@calvinj
I think I’m at a point where I’m good. Changing one thing can screw up my entire chain and sound now!
That’s a very good sign. I got there at my previous residence, at least in terms of setting up the equipment I tried. I’ll never know if other components I didn’t try might have done something even better but I was having a great time with what I had. The thing was, there was a LOT of digital settings involved and I was worried about accidentally messing it up, which happened sometimes, causing me to carefully and nervously go over everything to figure out what happened. That’s the good thing about using components that just sound the way you want without any special settings required.

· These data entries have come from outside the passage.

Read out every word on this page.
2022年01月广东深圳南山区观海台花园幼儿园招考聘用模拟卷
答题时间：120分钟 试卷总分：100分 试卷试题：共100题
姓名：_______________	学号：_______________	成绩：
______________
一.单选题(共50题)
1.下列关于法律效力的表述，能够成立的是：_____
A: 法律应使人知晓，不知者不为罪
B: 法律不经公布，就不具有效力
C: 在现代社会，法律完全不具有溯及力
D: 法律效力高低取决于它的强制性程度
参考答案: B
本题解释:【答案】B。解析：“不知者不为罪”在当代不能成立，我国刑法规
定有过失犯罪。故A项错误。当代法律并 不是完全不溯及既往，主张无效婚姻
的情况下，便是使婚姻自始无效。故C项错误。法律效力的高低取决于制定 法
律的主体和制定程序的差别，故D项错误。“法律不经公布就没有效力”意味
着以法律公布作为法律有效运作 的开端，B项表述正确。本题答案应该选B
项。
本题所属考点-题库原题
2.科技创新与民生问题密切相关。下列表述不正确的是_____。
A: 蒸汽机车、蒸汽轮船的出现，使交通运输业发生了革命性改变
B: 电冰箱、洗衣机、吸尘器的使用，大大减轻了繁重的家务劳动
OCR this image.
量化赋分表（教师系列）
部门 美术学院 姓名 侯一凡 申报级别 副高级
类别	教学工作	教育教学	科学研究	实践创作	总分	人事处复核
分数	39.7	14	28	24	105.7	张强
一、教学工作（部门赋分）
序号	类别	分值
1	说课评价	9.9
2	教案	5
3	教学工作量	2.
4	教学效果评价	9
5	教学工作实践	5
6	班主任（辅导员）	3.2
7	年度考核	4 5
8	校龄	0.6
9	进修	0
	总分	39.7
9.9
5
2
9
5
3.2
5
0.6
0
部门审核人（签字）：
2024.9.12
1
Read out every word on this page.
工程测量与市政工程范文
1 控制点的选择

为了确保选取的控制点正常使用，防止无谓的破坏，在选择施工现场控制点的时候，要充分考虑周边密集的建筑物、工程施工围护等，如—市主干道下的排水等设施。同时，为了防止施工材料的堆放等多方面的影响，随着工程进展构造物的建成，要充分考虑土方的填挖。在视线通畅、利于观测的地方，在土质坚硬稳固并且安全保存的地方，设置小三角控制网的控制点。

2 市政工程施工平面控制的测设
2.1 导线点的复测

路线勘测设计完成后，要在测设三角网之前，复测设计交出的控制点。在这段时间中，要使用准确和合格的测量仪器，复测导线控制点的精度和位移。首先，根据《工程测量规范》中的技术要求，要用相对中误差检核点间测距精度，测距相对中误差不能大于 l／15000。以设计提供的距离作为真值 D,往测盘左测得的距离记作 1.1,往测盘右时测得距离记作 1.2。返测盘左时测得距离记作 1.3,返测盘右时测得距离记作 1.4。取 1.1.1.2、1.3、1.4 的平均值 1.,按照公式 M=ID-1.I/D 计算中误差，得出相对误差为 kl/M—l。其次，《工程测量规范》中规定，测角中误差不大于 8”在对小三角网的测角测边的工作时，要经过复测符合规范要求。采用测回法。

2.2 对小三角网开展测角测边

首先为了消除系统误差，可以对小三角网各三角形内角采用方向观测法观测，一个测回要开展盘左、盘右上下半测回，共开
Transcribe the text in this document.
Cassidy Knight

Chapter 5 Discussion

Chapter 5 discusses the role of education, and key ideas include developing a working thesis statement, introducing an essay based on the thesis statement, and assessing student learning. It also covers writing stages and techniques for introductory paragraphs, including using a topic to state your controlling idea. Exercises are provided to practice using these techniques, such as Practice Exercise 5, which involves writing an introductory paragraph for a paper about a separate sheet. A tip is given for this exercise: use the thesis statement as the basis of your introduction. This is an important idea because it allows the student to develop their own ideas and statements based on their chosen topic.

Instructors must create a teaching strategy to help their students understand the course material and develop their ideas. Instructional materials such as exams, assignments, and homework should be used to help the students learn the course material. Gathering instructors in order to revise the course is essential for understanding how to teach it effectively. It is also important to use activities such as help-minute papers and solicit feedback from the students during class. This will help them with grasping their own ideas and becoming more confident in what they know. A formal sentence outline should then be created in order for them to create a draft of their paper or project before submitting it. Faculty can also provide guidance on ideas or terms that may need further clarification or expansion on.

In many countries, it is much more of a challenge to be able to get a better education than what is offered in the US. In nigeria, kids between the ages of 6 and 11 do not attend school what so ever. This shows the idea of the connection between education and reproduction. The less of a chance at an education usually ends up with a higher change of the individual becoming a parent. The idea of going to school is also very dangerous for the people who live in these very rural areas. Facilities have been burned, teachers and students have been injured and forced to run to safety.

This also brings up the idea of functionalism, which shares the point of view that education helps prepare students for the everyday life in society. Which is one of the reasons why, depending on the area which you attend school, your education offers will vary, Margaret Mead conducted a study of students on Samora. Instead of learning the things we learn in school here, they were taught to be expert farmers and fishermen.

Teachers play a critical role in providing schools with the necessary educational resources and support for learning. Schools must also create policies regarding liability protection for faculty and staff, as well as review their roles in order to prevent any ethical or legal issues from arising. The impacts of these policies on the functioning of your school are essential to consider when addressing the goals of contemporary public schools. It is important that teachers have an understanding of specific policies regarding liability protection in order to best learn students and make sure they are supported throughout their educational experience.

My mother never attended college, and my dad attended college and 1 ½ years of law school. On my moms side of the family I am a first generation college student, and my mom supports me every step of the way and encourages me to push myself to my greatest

My setup at my new house is quite a bit different, but still has a LOT of settings I have to make sure stay put. Fortunately there is no longer a front control panel that I or a toddler nephew can mess with and inadvertently screw things up.
@mahgister
I’m with you on the crosstalk reduction. I haven’t heard BACCH, but I’ve set up the physical crosstalk barriers and had my mind blown, and now I’m using my own 3 speaker array method to deal with comb filtering caused by interaural crosstalk. This is my main area of audiophile interest now. Interaural crosstalk is the 600lb gorilla in the room to my ears. 2 speakers playing across your head without some kind of electronic or physical hardware to reduce crosstalk is a seriously compromised setup for anything other than sounds panned hard left to one speaker or the other, and I don’t think there’s any way to correct it with recording methods or mixing/mastering - unless some kind of crosstalk reduction is mixed into the recording - which means it’ll only work in very specific listening configurations. Multi-channel recordings with 5.1 or 7.1 setups bring their own headaches, although I think those could be solved with a specially designed room, but only if the people who mix the recordings properly take advantage of what’s there. I know that many feel it’s a non-issue. Hence, Sonus Faber just put out a 2 channel speaker system for $750,000. You wouldn’t put that much into a system if you thought it was inherently flawed, I wouldn’t think.